An agent/subject of the SCP Foundation has gotten his hands on a [DATA: THE EXPUNGING] card that makes card games a serious business: Said card can destroy the other player... or its user, if he loses.
There's also SCP-514, a flock of doves that disables all weaponry in its area of effect and nullifies violent tendencies in everyone around it. This results in teams from rival organizations who are trying to take control of the SCP to use....alternate methods of conflict resolution. Like rock-paper-scissors, riddles, or card games. This has led to the Foundation's commanding officers commenting on how off-putting it is to see two grown men in full tactical gear taking a children's card game so seriously.
In Dominic Fear's Kenny Bassender (Full Title: Kenny Bassender's Quest For Greatness With the Underground Association of Puppydog Racers) movie, Kenny Bassender is a normal person who isn't special. Until he starts playing a game called Puppdog Races, where he is the flawless. So great, that the other members of the Association try to kill him. Not the whole society (it still is in normal present day America), but very serious.
On LiveJournal, roleplay is very serious business, as evidenced by the "Roleplay Secrets" community, a daily post of nasty things anonymous roleplayers have to say about other roleplayers, allowed to rag on anything from their characterizations to the size of their avatars. Similar is the "RP Anon Meme", a bi-monthly explosion of hateful anonymous discussion. People have actually made death threats over pretendy funtime games on the internet.

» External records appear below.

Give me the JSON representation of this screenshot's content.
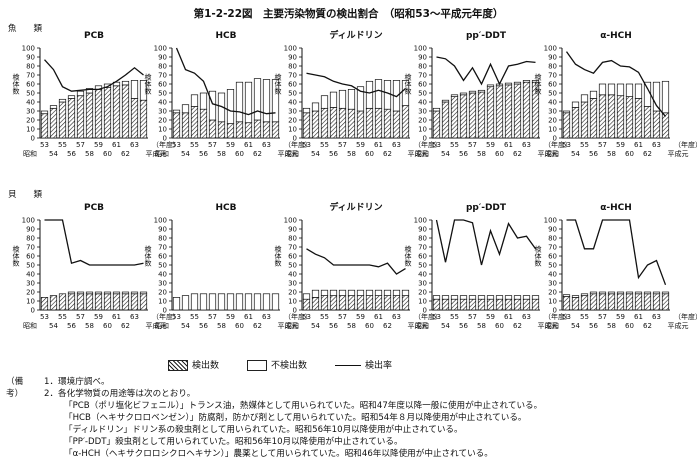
{
  "figure_title": "第1-2-22図　主要汚染物質の検出割合　（昭和53～平成元年度）",
  "groups": [
    "魚　　類",
    "貝　　類"
  ],
  "legend": {
    "detected": "検出数",
    "not_detected": "不検出数",
    "rate": "検出率"
  },
  "notes": {
    "header": "（備考）",
    "lines": [
      "1．環境庁調べ。",
      "2．各化学物質の用途等は次のとおり。",
      "「PCB（ポリ塩化ビフェニル）」トランス油，熱媒体として用いられていた。昭和47年度以降一般に使用が中止されている。",
      "「HCB（ヘキサクロロベンゼン）」防腐剤，防かび剤として用いられていた。昭和54年８月以降使用が中止されている。",
      "「ディルドリン」ドリン系の殺虫剤として用いられていた。昭和56年10月以降使用が中止されている。",
      "「PP′-DDT」殺虫剤として用いられていた。昭和56年10月以降使用が中止されている。",
      "「α-HCH（ヘキサクロロシクロヘキサン）」農薬として用いられていた。昭和46年以降使用が中止されている。"
    ]
  },
  "axis_text": {
    "y_left_label": "検体数（検体）",
    "y_right_label": "検出率（%）",
    "x_top_labels": [
      "53",
      "55",
      "57",
      "59",
      "61",
      "63"
    ],
    "x_bottom_labels": [
      "54",
      "56",
      "58",
      "60",
      "62"
    ],
    "x_unit": "（年度）",
    "x_prefix": "昭和",
    "x_last": "平成元",
    "y_ticks": [
      0,
      10,
      20,
      30,
      40,
      50,
      60,
      70,
      80,
      90,
      100
    ]
  },
  "chart_data": [
    {
      "type": "bar",
      "group": "魚類",
      "title": "PCB",
      "categories": [
        "53",
        "54",
        "55",
        "56",
        "57",
        "58",
        "59",
        "60",
        "61",
        "62",
        "63",
        "平成元"
      ],
      "ylim": [
        0,
        100
      ],
      "series": [
        {
          "name": "検出数",
          "values": [
            27,
            33,
            40,
            44,
            47,
            50,
            54,
            56,
            58,
            59,
            44,
            42
          ]
        },
        {
          "name": "不検出数",
          "values": [
            3,
            3,
            3,
            3,
            5,
            5,
            4,
            4,
            4,
            4,
            20,
            22
          ]
        },
        {
          "name": "検出率",
          "values": [
            87,
            76,
            57,
            52,
            53,
            54,
            54,
            57,
            63,
            70,
            78,
            70
          ]
        }
      ]
    },
    {
      "type": "bar",
      "group": "魚類",
      "title": "HCB",
      "categories": [
        "53",
        "54",
        "55",
        "56",
        "57",
        "58",
        "59",
        "60",
        "61",
        "62",
        "63",
        "平成元"
      ],
      "ylim": [
        0,
        100
      ],
      "series": [
        {
          "name": "検出数",
          "values": [
            28,
            28,
            35,
            32,
            20,
            18,
            16,
            18,
            17,
            20,
            18,
            18
          ]
        },
        {
          "name": "不検出数",
          "values": [
            3,
            9,
            13,
            18,
            32,
            32,
            38,
            44,
            45,
            46,
            47,
            47
          ]
        },
        {
          "name": "検出率",
          "values": [
            100,
            76,
            72,
            63,
            38,
            35,
            30,
            29,
            26,
            30,
            27,
            28
          ]
        }
      ]
    },
    {
      "type": "bar",
      "group": "魚類",
      "title": "ディルドリン",
      "categories": [
        "53",
        "54",
        "55",
        "56",
        "57",
        "58",
        "59",
        "60",
        "61",
        "62",
        "63",
        "平成元"
      ],
      "ylim": [
        0,
        100
      ],
      "series": [
        {
          "name": "検出数",
          "values": [
            28,
            30,
            33,
            34,
            33,
            32,
            30,
            33,
            33,
            32,
            30,
            36
          ]
        },
        {
          "name": "不検出数",
          "values": [
            5,
            9,
            14,
            17,
            20,
            22,
            27,
            30,
            32,
            32,
            34,
            28
          ]
        },
        {
          "name": "検出率",
          "values": [
            72,
            70,
            68,
            63,
            60,
            58,
            52,
            50,
            53,
            50,
            46,
            55
          ]
        }
      ]
    },
    {
      "type": "bar",
      "group": "魚類",
      "title": "pp′-DDT",
      "categories": [
        "53",
        "54",
        "55",
        "56",
        "57",
        "58",
        "59",
        "60",
        "61",
        "62",
        "63",
        "平成元"
      ],
      "ylim": [
        0,
        100
      ],
      "series": [
        {
          "name": "検出数",
          "values": [
            30,
            40,
            46,
            48,
            50,
            51,
            57,
            58,
            59,
            60,
            62,
            62
          ]
        },
        {
          "name": "不検出数",
          "values": [
            3,
            2,
            2,
            2,
            2,
            2,
            2,
            2,
            2,
            2,
            2,
            2
          ]
        },
        {
          "name": "検出率",
          "values": [
            90,
            88,
            80,
            64,
            78,
            60,
            82,
            60,
            80,
            82,
            85,
            84
          ]
        }
      ]
    },
    {
      "type": "bar",
      "group": "魚類",
      "title": "α-HCH",
      "categories": [
        "53",
        "54",
        "55",
        "56",
        "57",
        "58",
        "59",
        "60",
        "61",
        "62",
        "63",
        "平成元"
      ],
      "ylim": [
        0,
        100
      ],
      "series": [
        {
          "name": "検出数",
          "values": [
            28,
            34,
            40,
            44,
            48,
            48,
            47,
            46,
            44,
            35,
            30,
            28
          ]
        },
        {
          "name": "不検出数",
          "values": [
            2,
            6,
            8,
            8,
            12,
            12,
            13,
            14,
            16,
            27,
            32,
            35
          ]
        },
        {
          "name": "検出率",
          "values": [
            96,
            82,
            76,
            72,
            84,
            86,
            80,
            79,
            73,
            55,
            36,
            24
          ]
        }
      ]
    },
    {
      "type": "bar",
      "group": "貝類",
      "title": "PCB",
      "categories": [
        "53",
        "54",
        "55",
        "56",
        "57",
        "58",
        "59",
        "60",
        "61",
        "62",
        "63",
        "平成元"
      ],
      "ylim": [
        0,
        100
      ],
      "series": [
        {
          "name": "検出数",
          "values": [
            14,
            16,
            18,
            18,
            18,
            18,
            18,
            18,
            18,
            18,
            18,
            18
          ]
        },
        {
          "name": "不検出数",
          "values": [
            0,
            0,
            0,
            2,
            2,
            2,
            2,
            2,
            2,
            2,
            2,
            2
          ]
        },
        {
          "name": "検出率",
          "values": [
            100,
            100,
            100,
            52,
            55,
            50,
            50,
            50,
            50,
            50,
            50,
            52
          ]
        }
      ]
    },
    {
      "type": "bar",
      "group": "貝類",
      "title": "HCB",
      "categories": [
        "53",
        "54",
        "55",
        "56",
        "57",
        "58",
        "59",
        "60",
        "61",
        "62",
        "63",
        "平成元"
      ],
      "ylim": [
        0,
        100
      ],
      "series": [
        {
          "name": "検出数",
          "values": [
            0,
            0,
            0,
            0,
            0,
            0,
            0,
            0,
            0,
            0,
            0,
            0
          ]
        },
        {
          "name": "不検出数",
          "values": [
            14,
            16,
            18,
            18,
            18,
            18,
            18,
            18,
            18,
            18,
            18,
            18
          ]
        },
        {
          "name": "検出率",
          "values": [
            0,
            0,
            0,
            0,
            0,
            0,
            0,
            0,
            0,
            0,
            0,
            0
          ]
        }
      ]
    },
    {
      "type": "bar",
      "group": "貝類",
      "title": "ディルドリン",
      "categories": [
        "53",
        "54",
        "55",
        "56",
        "57",
        "58",
        "59",
        "60",
        "61",
        "62",
        "63",
        "平成元"
      ],
      "ylim": [
        0,
        100
      ],
      "series": [
        {
          "name": "検出数",
          "values": [
            12,
            14,
            16,
            16,
            16,
            16,
            16,
            16,
            16,
            16,
            16,
            16
          ]
        },
        {
          "name": "不検出数",
          "values": [
            6,
            8,
            6,
            6,
            6,
            6,
            6,
            6,
            6,
            6,
            6,
            6
          ]
        },
        {
          "name": "検出率",
          "values": [
            68,
            62,
            58,
            50,
            50,
            50,
            50,
            50,
            48,
            52,
            40,
            46
          ]
        }
      ]
    },
    {
      "type": "bar",
      "group": "貝類",
      "title": "pp′-DDT",
      "categories": [
        "53",
        "54",
        "55",
        "56",
        "57",
        "58",
        "59",
        "60",
        "61",
        "62",
        "63",
        "平成元"
      ],
      "ylim": [
        0,
        100
      ],
      "series": [
        {
          "name": "検出数",
          "values": [
            12,
            12,
            12,
            12,
            12,
            12,
            12,
            12,
            12,
            12,
            12,
            12
          ]
        },
        {
          "name": "不検出数",
          "values": [
            4,
            4,
            4,
            4,
            4,
            4,
            4,
            4,
            4,
            4,
            4,
            4
          ]
        },
        {
          "name": "検出率",
          "values": [
            100,
            53,
            100,
            100,
            97,
            50,
            88,
            62,
            96,
            80,
            82,
            68
          ]
        }
      ]
    },
    {
      "type": "bar",
      "group": "貝類",
      "title": "α-HCH",
      "categories": [
        "53",
        "54",
        "55",
        "56",
        "57",
        "58",
        "59",
        "60",
        "61",
        "62",
        "63",
        "平成元"
      ],
      "ylim": [
        0,
        100
      ],
      "series": [
        {
          "name": "検出数",
          "values": [
            15,
            14,
            16,
            18,
            18,
            18,
            18,
            18,
            18,
            18,
            18,
            18
          ]
        },
        {
          "name": "不検出数",
          "values": [
            2,
            2,
            2,
            2,
            2,
            2,
            2,
            2,
            2,
            2,
            2,
            2
          ]
        },
        {
          "name": "検出率",
          "values": [
            100,
            100,
            68,
            68,
            100,
            100,
            100,
            100,
            36,
            50,
            55,
            28
          ]
        }
      ]
    }
  ]
}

A meme on the Japanese Internet (a translated version of which is well-travelled on anonymous text boards) involves a somewhat lengthy rant about visits to Yoshinoya being really serious business. Just read it. Variations are popular for ranting about extremely petty things. The meme itself was actually referenced on Sayonara, Zetsubou-Sensei, that's how widespread it is.
This (subtitled) episode of the Québecquois series "Tom et ses chums" ("Tom and his pals") has the titular character playing a game of D&D with old friends. What he doesn't realize beforehand is that they've kept playing every week during the years he hasn't seen them (meaning they have absurdly high-level characters), and for them (barring the GM), this is very serious business.
When they demand that his new character start at level 1 (making him useless since the encounters are tailored for a high-level group), and then belittle him for being a peasant, he gives up and decides to be The Loonie.